Explanation / Answer
Ans;
a)Value of target company=Market value of the target company + incremental cashflow generated due to merger
=RM11 Billions + RM150 Millions/0.11
=RM11 Billions + RM 4.091 Billions
=RM 15.091 Billions
Cash cost is the amount of cash offered i.e RM14 billion
cost of stock offer=The cost of the stock offer is the percentage of the acquiring firm given up times the sum of the market value of the acquiring firm and the value of the target firm to the acquiring firm.

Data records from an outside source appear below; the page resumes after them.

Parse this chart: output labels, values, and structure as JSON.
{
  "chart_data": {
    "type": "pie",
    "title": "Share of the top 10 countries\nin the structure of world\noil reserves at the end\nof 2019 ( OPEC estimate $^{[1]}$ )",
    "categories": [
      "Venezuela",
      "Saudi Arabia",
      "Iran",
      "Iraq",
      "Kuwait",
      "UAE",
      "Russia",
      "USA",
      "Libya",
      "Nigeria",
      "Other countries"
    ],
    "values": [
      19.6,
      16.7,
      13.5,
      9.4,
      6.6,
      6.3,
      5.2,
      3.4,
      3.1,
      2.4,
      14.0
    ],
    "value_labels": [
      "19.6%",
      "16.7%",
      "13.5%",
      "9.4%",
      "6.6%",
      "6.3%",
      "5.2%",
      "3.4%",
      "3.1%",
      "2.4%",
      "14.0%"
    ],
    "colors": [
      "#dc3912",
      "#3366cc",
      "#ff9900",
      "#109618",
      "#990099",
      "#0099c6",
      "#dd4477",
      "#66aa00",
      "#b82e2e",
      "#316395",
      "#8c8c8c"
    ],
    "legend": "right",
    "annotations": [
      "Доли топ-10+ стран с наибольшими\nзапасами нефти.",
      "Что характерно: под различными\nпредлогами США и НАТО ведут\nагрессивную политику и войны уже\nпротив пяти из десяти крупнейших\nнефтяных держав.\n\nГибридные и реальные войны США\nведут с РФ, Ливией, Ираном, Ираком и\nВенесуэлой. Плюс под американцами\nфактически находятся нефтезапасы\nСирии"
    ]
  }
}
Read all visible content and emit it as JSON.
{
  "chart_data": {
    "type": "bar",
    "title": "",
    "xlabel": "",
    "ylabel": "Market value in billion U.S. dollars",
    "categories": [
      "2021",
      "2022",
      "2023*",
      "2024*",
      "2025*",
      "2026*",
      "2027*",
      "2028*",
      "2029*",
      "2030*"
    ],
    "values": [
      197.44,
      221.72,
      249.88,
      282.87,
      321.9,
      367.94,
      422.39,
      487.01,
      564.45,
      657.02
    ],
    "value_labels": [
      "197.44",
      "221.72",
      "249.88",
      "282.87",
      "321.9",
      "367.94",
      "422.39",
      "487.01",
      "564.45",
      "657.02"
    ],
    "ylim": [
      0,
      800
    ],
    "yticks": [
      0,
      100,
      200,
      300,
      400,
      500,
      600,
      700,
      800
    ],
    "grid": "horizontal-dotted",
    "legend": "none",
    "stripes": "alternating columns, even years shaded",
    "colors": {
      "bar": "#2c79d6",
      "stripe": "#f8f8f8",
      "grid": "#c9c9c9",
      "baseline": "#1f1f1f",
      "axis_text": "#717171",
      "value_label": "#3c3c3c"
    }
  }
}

So, the equity cost will be:
=0.33x(RM 20 Billion + RM15.091 Billion)=RM 11.58 Billions
The NPV of each offer is the value of the target firm to the acquiring firm minus the cost of acquisition, so:
NPV Cash( Amount in Billion)= 15.091-14= 1.091
NPV Stock( Amount in Billion)=15.091 - 11.58=3.51
Since the NPV is greater with stock offer, Wasabi should go ahead with stock offer
b)By issuing shares,an acquirer in essence offers to share the newly merged company with the stockholders of the acquired company--a signal as a lack of confidence in the value of the acquirer's stock because it requires the selling stockholders to share the risk that the value of the acquirer's stock will decline before the deal goes through.
Whereas offering cash places all the potential risks and rewards with the acquirer--and sends a strong signal to the markets that it has confidence in the value not only of the deal but in its own stock.
Hence a decision to offer stock instead of cash for haiku does signal a lack of confidence by Wasabi’s managers in the stock-market valuation of their company.